Тишина и холод бездны стали проникать в ее жизнь. Всё окутывалось непроглядным мраком и не было спасения от ужаса. Только красным угольком теплилось таинственное чувство, шептавшее о некоем блаженстве, ради которого она пришла в мир.

Что такое блаженство? — спрашивала она черного халдея, обучавшего ее мудрости.

Халдей закрывал глаза, затвердевал, как каменное изваяние, и изрекал, роняя слова: Есть три круга блаженства, но они открываются только жаждущим его.

«Неужели я недостаточно жажду?» — думала Атосса.

Но годы ожидания положили глубокие тени возле глаз.
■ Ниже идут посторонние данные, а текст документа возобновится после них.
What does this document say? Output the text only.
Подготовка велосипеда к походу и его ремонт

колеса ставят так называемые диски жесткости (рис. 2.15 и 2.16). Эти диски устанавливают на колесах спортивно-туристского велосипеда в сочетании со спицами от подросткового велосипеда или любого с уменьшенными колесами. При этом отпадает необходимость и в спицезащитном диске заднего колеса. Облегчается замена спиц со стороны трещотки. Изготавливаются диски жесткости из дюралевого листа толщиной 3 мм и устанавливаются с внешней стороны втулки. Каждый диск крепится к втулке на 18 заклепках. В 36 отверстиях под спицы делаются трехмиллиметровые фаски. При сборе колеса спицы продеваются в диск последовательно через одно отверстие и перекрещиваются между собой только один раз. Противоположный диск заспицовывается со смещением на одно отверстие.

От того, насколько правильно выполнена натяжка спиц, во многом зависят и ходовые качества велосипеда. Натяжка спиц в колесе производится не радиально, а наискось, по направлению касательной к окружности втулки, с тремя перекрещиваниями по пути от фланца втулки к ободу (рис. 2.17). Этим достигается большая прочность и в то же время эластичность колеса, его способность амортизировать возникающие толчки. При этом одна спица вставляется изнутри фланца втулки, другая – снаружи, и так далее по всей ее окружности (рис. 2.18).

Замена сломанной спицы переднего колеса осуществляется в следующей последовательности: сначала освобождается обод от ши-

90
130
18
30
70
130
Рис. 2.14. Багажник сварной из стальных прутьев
В ней пробудился неукротимый гнев. Нередко превращала свои покои в хаос — рвала дорогие ткани, разбивала нефритовые столы и креслы из слоновой кости, колола обнаженных рабынь длинными булавками и бросала в них кинжалы. Каждый раз после такой бури приближенные воздавали ей особенные почести, видя в ней достойную дочь Кира.

Со смертью Камбиза она стала женой второго брата — Бардии. Он приходил ночью при потушенных огнях и никогда не показывал лица. Когда же узнали, что это был не Бардия, а ловкий хитрец, завладевший под чужим именем царством и женами Камбиза, — она испытала такое чувство, будто ее напоили грязью.

Наконец, явился Дарий.

Она встретила его негодующей речью:

— Доколе, царь, служить мне забавой проходимцев, оказывающихся игрою случая на троне моего отца? Если мне отказано в сожалении, как женщине, то неужели отказано и в почтении, как дочери Кира? Ты хочешь упрочить трон браком со мной? Да будет так! Перед всем миром — я твоя жена, но не переступай моего порога!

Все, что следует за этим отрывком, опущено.